То, что с его адъютантом творится нечто неладное, первым заметил Багратион.
— Уж не хворость ли какая у тебя, брат Денис? — спросил он заботливо. — Вон и с лица спал, да и ходишь ровно в воду опущенный. Или, может, я тебя чем обидел, сам того не приметив? Ты уж скажи прямо, эдак-то всегда вернее.
— Да что вы, Петр Иванович, какая может быть обида? Вашим благорасположением я всегда доволен и дорожу им более всего на свете. Да и хворости вроде бы нету никакой. Вот душу что-то томит и изводит, а с чего — и сам не пойму. Жизни своей не рад, не токмо службе. Ей-богу, как на духу говорю, о том нынче даже помышляю, что, может, следует мне армию окончательно покинуть да уехать куда глаза глядят...
— Вон как... Ну тогда понятно, — мягко и успокоительно произнес князь. — Это случается, особливо по молодости. По себе знаю. После очаковской осады, штурма да рукопашной резни в сей крепости со мною нечто схожее было. Виктория славная — все радуются, а мне на белый свет смотреть тошно. Как лег в палатке пластом, так и лежу, будто закаменелый. Ежели бы не заботы друзей-товарищей да Александра Васильевича Суворова, но знаю, что бы со мною и сталось. Тоже армию оставить помышлял... Такое, как мне лекарь объяснял, от горячности да впечатлительности проистекает.

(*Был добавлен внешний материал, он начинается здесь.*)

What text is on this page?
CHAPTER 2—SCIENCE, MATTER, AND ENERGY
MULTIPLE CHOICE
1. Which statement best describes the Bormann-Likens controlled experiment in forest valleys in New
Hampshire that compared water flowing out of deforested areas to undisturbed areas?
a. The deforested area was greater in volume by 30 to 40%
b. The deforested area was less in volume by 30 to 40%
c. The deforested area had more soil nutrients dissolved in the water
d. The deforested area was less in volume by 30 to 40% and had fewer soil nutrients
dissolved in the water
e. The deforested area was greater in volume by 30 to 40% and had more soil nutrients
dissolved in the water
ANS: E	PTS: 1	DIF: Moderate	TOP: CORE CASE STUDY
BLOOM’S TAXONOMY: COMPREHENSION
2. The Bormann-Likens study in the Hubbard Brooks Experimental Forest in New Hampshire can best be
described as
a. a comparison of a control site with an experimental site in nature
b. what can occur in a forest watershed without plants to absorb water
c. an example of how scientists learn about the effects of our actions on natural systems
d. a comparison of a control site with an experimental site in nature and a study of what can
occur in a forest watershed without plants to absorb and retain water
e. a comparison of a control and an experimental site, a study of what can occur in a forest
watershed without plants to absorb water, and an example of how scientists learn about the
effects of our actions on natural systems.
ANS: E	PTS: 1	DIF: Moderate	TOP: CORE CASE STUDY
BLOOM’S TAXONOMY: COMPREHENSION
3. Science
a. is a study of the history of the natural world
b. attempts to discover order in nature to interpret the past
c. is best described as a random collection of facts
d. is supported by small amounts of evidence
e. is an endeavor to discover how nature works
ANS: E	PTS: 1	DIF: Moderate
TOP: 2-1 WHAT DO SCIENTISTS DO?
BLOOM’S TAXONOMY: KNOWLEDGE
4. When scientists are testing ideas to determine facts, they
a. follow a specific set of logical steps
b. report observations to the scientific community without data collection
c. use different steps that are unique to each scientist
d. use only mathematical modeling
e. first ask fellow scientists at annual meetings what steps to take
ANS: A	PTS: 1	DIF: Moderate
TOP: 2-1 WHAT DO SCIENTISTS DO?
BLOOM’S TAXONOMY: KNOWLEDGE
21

Телом вроде бы ты и крепок, а душа устает, как бы перегорает. И укрепить ее сызнова может покой да смена впечатлений. То же, пожалуй, и с тобою нынче происходит. Снежные марши с авангардом Кульнева, как я полагаю, тебе не даром достались. А ко всему прочему обида за то, что сии твои труды неуваженными остались со стороны государя. Видимо, после всего этого отдых тебе добрый был надобен, я же вместо того в новую кампанию тебя увлек... Сие, полагаю, исправить надобно, и немедля. Покуда дела серьезного на Дунае все равно нет, езжай-ка, брат Денис, без лишнего шуму в отпуск. Будем считать, что отправлен в Россию с моим поручением.

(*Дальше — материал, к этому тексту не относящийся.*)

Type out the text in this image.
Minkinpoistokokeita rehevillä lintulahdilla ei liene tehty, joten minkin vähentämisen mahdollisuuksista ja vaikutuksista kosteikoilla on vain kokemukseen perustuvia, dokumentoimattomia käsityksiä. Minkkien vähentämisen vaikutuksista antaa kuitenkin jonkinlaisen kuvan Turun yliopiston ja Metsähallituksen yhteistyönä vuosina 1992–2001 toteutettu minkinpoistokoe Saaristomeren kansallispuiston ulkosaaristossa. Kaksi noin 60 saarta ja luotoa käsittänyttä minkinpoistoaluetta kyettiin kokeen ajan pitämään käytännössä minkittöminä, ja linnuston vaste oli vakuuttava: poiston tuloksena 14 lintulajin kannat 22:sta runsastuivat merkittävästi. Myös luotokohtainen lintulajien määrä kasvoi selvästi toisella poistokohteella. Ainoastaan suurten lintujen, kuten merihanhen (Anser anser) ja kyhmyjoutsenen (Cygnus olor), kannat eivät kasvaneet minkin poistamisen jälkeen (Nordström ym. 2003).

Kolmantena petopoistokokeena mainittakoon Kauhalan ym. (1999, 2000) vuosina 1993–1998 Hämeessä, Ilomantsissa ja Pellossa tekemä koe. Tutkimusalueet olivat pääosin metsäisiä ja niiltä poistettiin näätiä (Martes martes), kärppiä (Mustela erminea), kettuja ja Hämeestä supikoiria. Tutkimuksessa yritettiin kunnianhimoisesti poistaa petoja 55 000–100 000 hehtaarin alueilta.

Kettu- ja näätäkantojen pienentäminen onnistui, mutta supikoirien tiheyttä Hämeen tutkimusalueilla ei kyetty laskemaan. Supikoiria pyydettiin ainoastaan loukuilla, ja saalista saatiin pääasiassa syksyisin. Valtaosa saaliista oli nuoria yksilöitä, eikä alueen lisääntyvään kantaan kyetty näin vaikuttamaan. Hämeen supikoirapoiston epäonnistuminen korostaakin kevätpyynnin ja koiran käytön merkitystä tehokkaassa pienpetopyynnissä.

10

Через день после этого разговора Давыдов вместе с курьером, везшим служебные бумаги Багратиона на высочайшее имя в Петербург, на казенной тройке отбыл из мачинского лагеря.
Позднее Денис признается, что тоска по всему родному и близкому, обуявшая его в эти дни, была столь велика, что, доскакав до границы России, он целовал землю. Навсегда сохранит он в своей душе и глубокую признательность Багратиону. Лишь внимание князя спасло в это неимоверно тягостное для Давыдова время его честь. В том состоянии, в котором находился, он действительно был готов бежать из армии.

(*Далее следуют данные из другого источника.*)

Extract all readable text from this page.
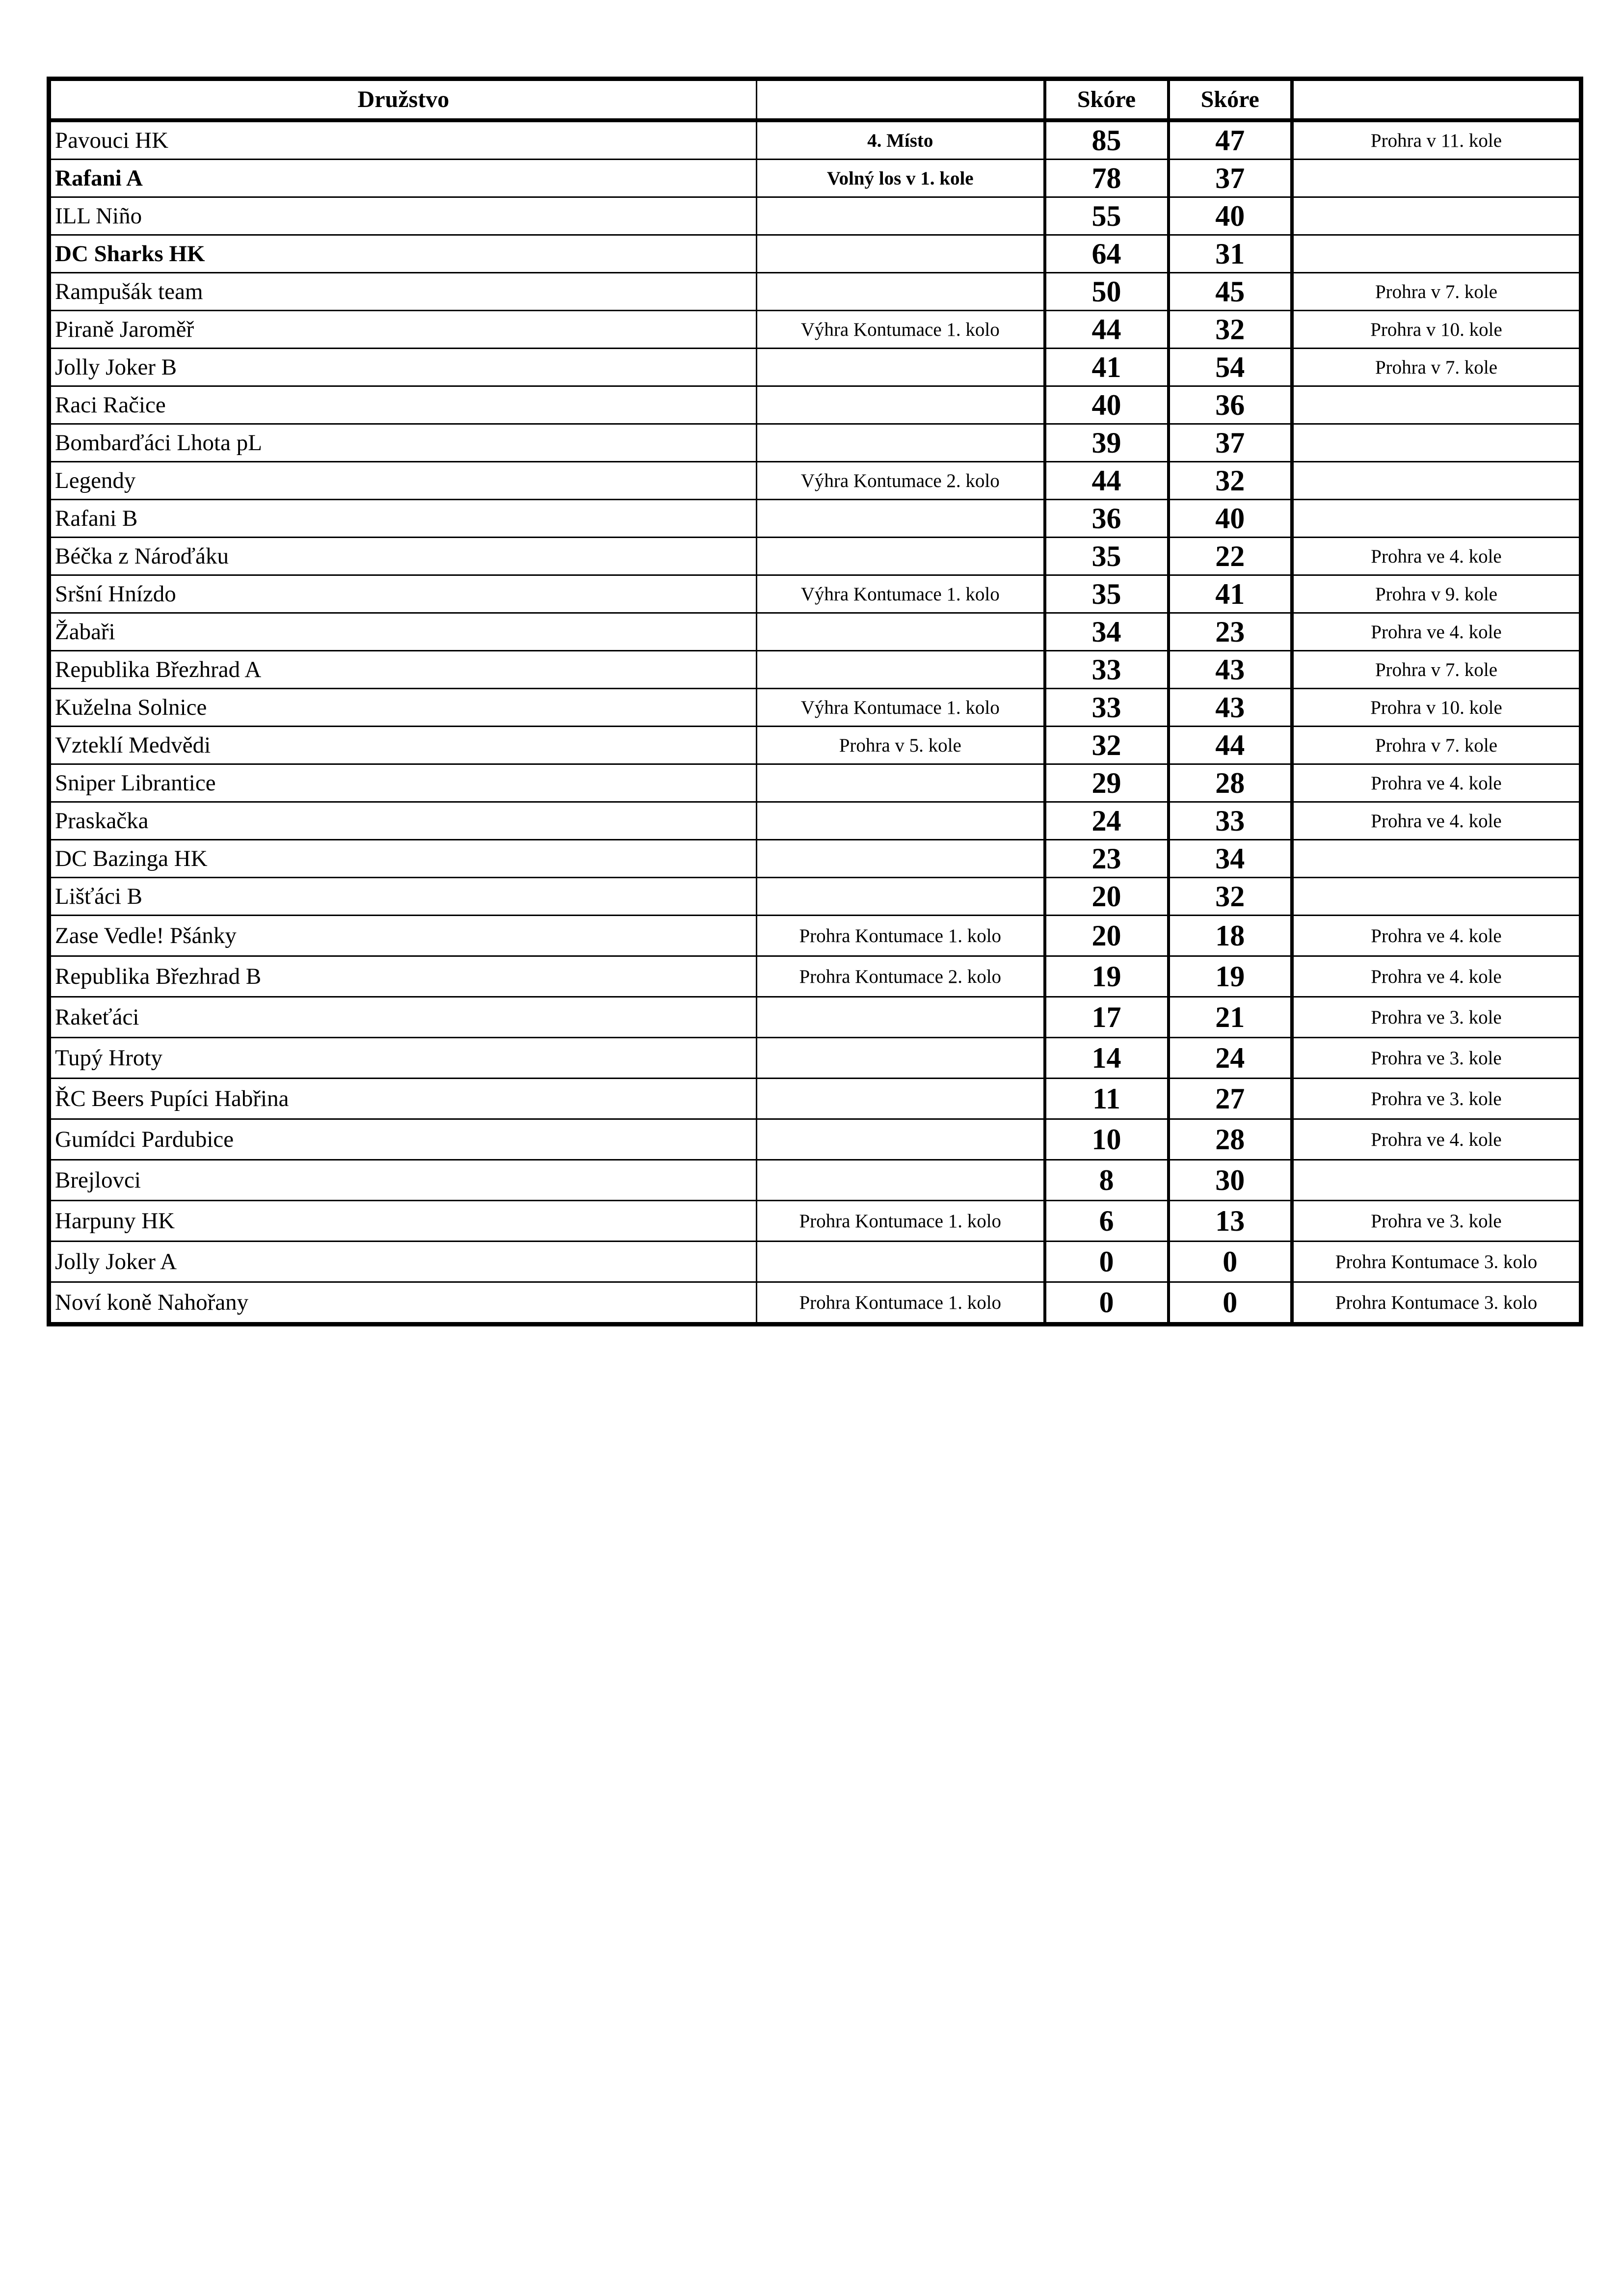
Družstvo		Skóre	Skóre	
Pavouci HK	4. Místo	85	47	Prohra v 11. kole
Rafani A	Volný los v 1. kole	78	37	
ILL Niño		55	40	
DC Sharks HK		64	31	
Rampušák team		50	45	Prohra v 7. kole
Piraně Jaroměř	Výhra Kontumace 1. kolo	44	32	Prohra v 10. kole
Jolly Joker B		41	54	Prohra v 7. kole
Raci Račice		40	36	
Bombarďáci Lhota pL		39	37	
Legendy	Výhra Kontumace 2. kolo	44	32	
Rafani B		36	40	
Béčka z Nároďáku		35	22	Prohra ve 4. kole
Sršní Hnízdo	Výhra Kontumace 1. kolo	35	41	Prohra v 9. kole
Žabaři		34	23	Prohra ve 4. kole
Republika Březhrad A		33	43	Prohra v 7. kole
Kuželna Solnice	Výhra Kontumace 1. kolo	33	43	Prohra v 10. kole
Vzteklí Medvědi	Prohra v 5. kole	32	44	Prohra v 7. kole
Sniper Librantice		29	28	Prohra ve 4. kole
Praskačka		24	33	Prohra ve 4. kole
DC Bazinga HK		23	34	
Lišťáci B		20	32	
Zase Vedle! Pšánky	Prohra Kontumace 1. kolo	20	18	Prohra ve 4. kole
Republika Březhrad B	Prohra Kontumace 2. kolo	19	19	Prohra ve 4. kole
Rakeťáci		17	21	Prohra ve 3. kole
Tupý Hroty		14	24	Prohra ve 3. kole
ŘC Beers Pupíci Habřina		11	27	Prohra ve 3. kole
Gumídci Pardubice		10	28	Prohra ve 4. kole
Brejlovci		8	30	
Harpuny HK	Prohra Kontumace 1. kolo	6	13	Prohra ve 3. kole
Jolly Joker A		0	0	Prohra Kontumace 3. kolo
Noví koně Nahořany	Prohra Kontumace 1. kolo	0	0	Prohra Kontumace 3. kolo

Поначалу Давыдов имел намерение ехать вместе с курьером прямо в Петербург. Но Евдокима там сейчас не было, он с Кавалергардским полком должен этою порой находиться на гвардейских маневрах, как сообщал о том недавно в присланном письме. К веселому же кружку столичных приятелей, от которых Денис как-то поотвык за шведскую кампанию, его почему-то не тянуло. Держать же путь на Москву и явиться пред зоркие и тревожные матушкины очи в своей тоске-печали вряд ли было разумно. И он рассудил, что самое доброе будет заехать нежданно-негаданно к своим родственникам Давыдовым в Каменку.
В великолепную давыдовскую усадьбу, расположенную в Чигиринском уезде Киевской губернии, Денис попал как раз на рождество Иоанна Предтечи, где по сему случаю шло шумное празднество: в собственной барской церкви без умолку затейливо, с переливами, вызванивали колокола и внушительно ухали по соседству медные трофейные мортиры, хоть и малые с виду, но весьма громогласные, привезенные когда-то в подарок своей любимой племяннице светлейшим князем Потемкиным.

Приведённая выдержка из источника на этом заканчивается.